Orig.: Stati Uniti (1999) - Sogg. e scenegg.: Thomas Ropelewski - Fotogr.(Panoramica/a colori): Elliot Davis - Mus.: Gabriel Yared - Montagg.: Peter Honess - Dur.: 97' - Produz.: Tom Rosenberg, Leslie Dixon, Linne Radmin.

Interpreti e ruoli

Rupert Everett (Robert), Madonna (Abbie), Benjamin Bratt (Ben), Michael Vartan (Kevin), Malcolm Stumpf (Sam), Neil Patrick Harris (David), Illeana Douglas (Elizabeth Ryder), Josef Sommer (Ricahrd Whittaker), Lynn Redgrave (Helen Whittaker)

Soggetto

Istruttrice di yoga a Los Angeles, Abbie ha appena finito con rammarico una relazione con l'architetto Kevin. Sentendosi in quel momento della vita in cui ci si chiede se si inconterà mai la persona con cui condividere il futuro e avere un figlio, Abbie cerca sostegno nel suo migliore amico, Robert, un paesaggista gay, che abita nella dependance di una villa degli amici Vernon e Ashby. Anche Robert è reduce da alcuni insuccessi amorosi. La morte poi di un caro amico comune avvicina ancora di più i due. Affogando il loro dolore nei cocktail, Abbie e Robert finiscono per avere un rapporto del tutto inatteso. La circostanza li induce a non vedersi per qualche tempo, finchè Abbie non scopre di essere incinta. David, amico di entrambi, consiglia a Robert di essere molto cauto di fronte a questa paternità e alla decisione di vivere con Abbie. Arrivano a Los Angeles i genitori di Robert, e la madre Helen è entusiasta della notizia, mentre il padre Richard assume un atteggiamento più distaccato. Mentre Robert continua a frequentare altri amici con cui trascorre la notte, Sam, il figlio, cresce e ora, a sei anni, é intelligente e sicuro di se. Un giorno Ben, banchiere di New York in trasferta a Los Angeles, si ritrova nella palestra di Abbie e tra i due nasce un'intesa. Robert sopporta con disappunto la presenza di Ben a fianco di Abbie e di Sam. Così, dopo altre incertezze, capisce di dover prendere la decisione finale: Sam starà con lui, perchè hanno imparato il reciproco rispetto, e la vicinanza servirà ad arricchire l'uno e l'altro.

Valutazione Pastorale

Si tratta di una delle tante commedie americane disinvolte, fatue, patinate, magari qua e là divertenti ma anche un po' snobistiche.

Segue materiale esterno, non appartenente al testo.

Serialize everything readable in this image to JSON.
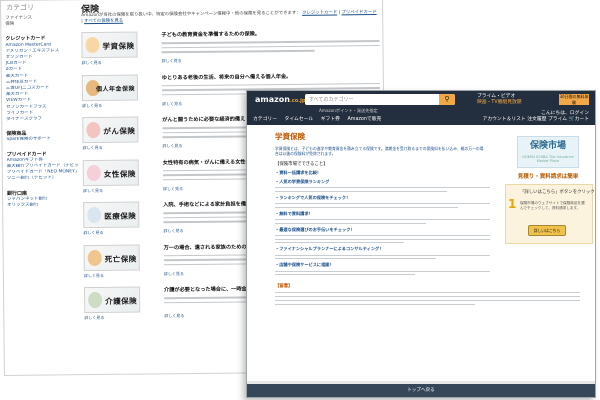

La rappresentazione della società californiana obbedisce a modelli ormai visti e rivisti e a stereotipi che rimandano sensazioni di falsità. Certo l'attenzione in questo caso è sollecitata dal fatto che c'è al centro il discorso della famiglia, dell'identità dei componenti, dell'affidamento dei neonati. Sono argomenti talmente seri, da suscitare immediato contrasto con il tono del racconto, che sa di giornaletto scandalistico ad uso e consumo di parrucchieri e affini. Non in un solo momento si riesce a riflettere seriamente sui temi del figlio e della coppia, tutto è ridotto a materia pet telenovelas. E tuttavia, proprio perchè certi comportamenti in merito alle coppie di fatto e ai gay vengono veicolati e in qualche maniera subiti, è bene dire che, dal punto di vista pastorale, il film é da valutare come discutibile, perchè da un lato non esprime tesi preconfezionate ma dall'altro resta inesorabilmente ambiguo. UTILIZZAZIONE: per la sua leggerezza e vacuità, il film non é da utilizzare in programmazione ordinaria, restando anche poco adatto ad altre forme di utilizzo, se non come avvio a riflessioni più approfondite e mature.